On the evening of June 27, 1996, I strolled a short distance away from the convalescent facility in Nashville's Green Hills where my wife and I had come to visit her grandmother. The old Davis-Kidd bookstore was hosting one of my favorite writers, who'd recently published the second of his Frank Bascombe novels. John Banville astutely hears Ford's Bascombe as a "relaxed existentialist" who's read his Emerson and kept his sense of humor and style through more than his share of adversity.
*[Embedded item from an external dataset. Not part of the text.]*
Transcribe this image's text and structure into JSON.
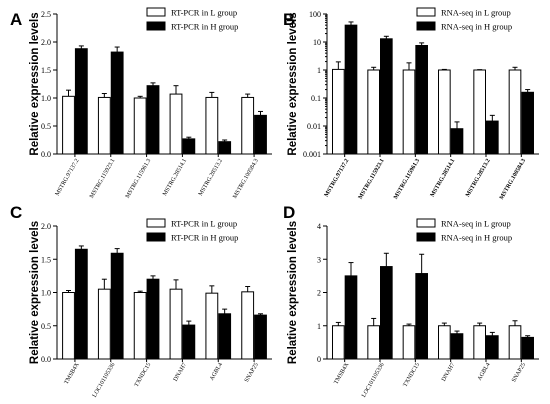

His authorial voice from the start has been that of a relaxed existentialist. He recognises the essentially contingent and slippery nature of our being here, and the necessity to manoeuvre our way through the world as best we can. Emerson again, from his great essay “Experience”: “We live amid surfaces, and the true art of life is to skate well on them.” GuardianThat's the voice I heard at Davis-Kidd that night. Ford read, we spoke, I told him how much I admired his work and how inspired I'd been by a particular passage in The Sportswriter, his first Bascombe book. I was then, I thought, permanently done with academia. The passage in question:
In my view all teachers should be required to stop teaching at age thirty-two and not allowed to resume until they’re sixty-five, so that they can live their lives, not teach them away—live lives full of ambiguity and transience and regret and wonder, be asked to explain nothing in public until very near the end when they can’t do anything else. Explaining is where we all get into trouble. . .And that's how I acquired this now-ironic inscription:
The irony is that about a month later I decided to crank up the PhD machine one more time. I finally got that degree, thus paving the way for my return to the classroom. I've been there ever since, trying never to forget the value of "ambiguity and transience and regret and wonder," or the trouble awaiting all who explain too much in public.
Eighteen and a half years later, I'm happy to report, the life and the career have been "real" after all. More real, anyway, than I thought possible back in '96.